Nepal prosi inne kraje o pomoc w ewakuacji swoich obywateli z Kabulu
Rząd Nepalu zaapelował w niedzielę do ambasad obcych państw o ewakuowanie z Afganistanu około 1500 obywateli nepalskich. Nepal nie ma w Kabulu swojej ambasady. Wielu jego obywateli pracuje zaś w Afganistanie, ochraniając placówki dyplomatyczne innych krajów.
MSZ Nepalu powiadomiło, że zwróciło się do ambasad z oficjalną prośbą o pomoc. Rząd powołał też komisję, która ma ustalić, ilu dokładnie Nepalczyków pracuje w Kabulu i innych miastach Afganistanu.
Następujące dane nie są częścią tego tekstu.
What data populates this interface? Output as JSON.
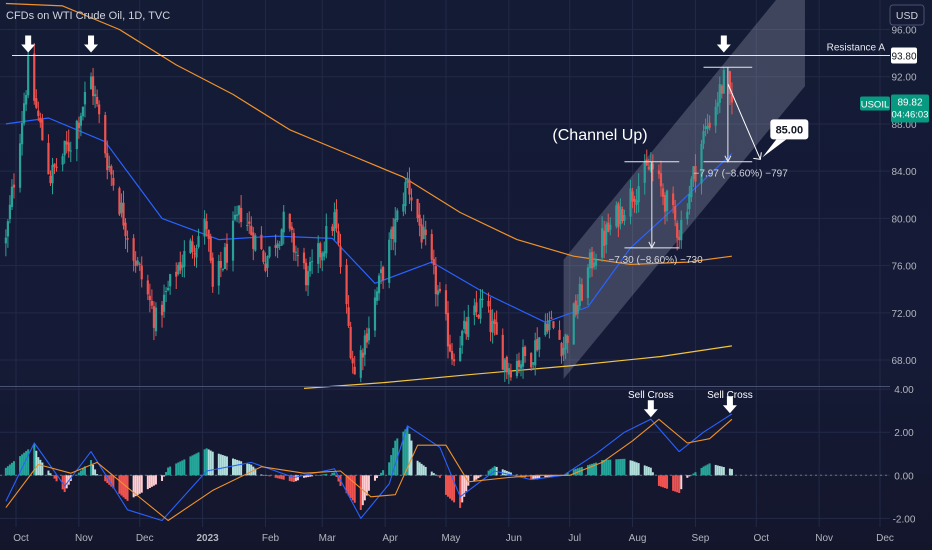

Tysiące mężczyzn pochodzących z Nepalu zatrudnionych jest w ochronie w dzielnicach dyplomatycznych - wyjaśnia agencja Reutera. Ludzie ci pracują przy ambasadach i międzynarodowych organizacjach charytatywnych działających w Afganistanie.
Wcześniej w niedzielę władze USA i Francji poinformowały, że przenoszą personel swoich ambasad w Afganistanie na kabulskie lotnisko, leżące kilkanaście kilometrów od miasta.
Afgańscy talibowie w niedzielę wkroczyli do Kabulu. Wykorzystując wycofanie się międzynarodowych sił wojskowych pod wodzą USA, przejęli kontrolę nad krajem.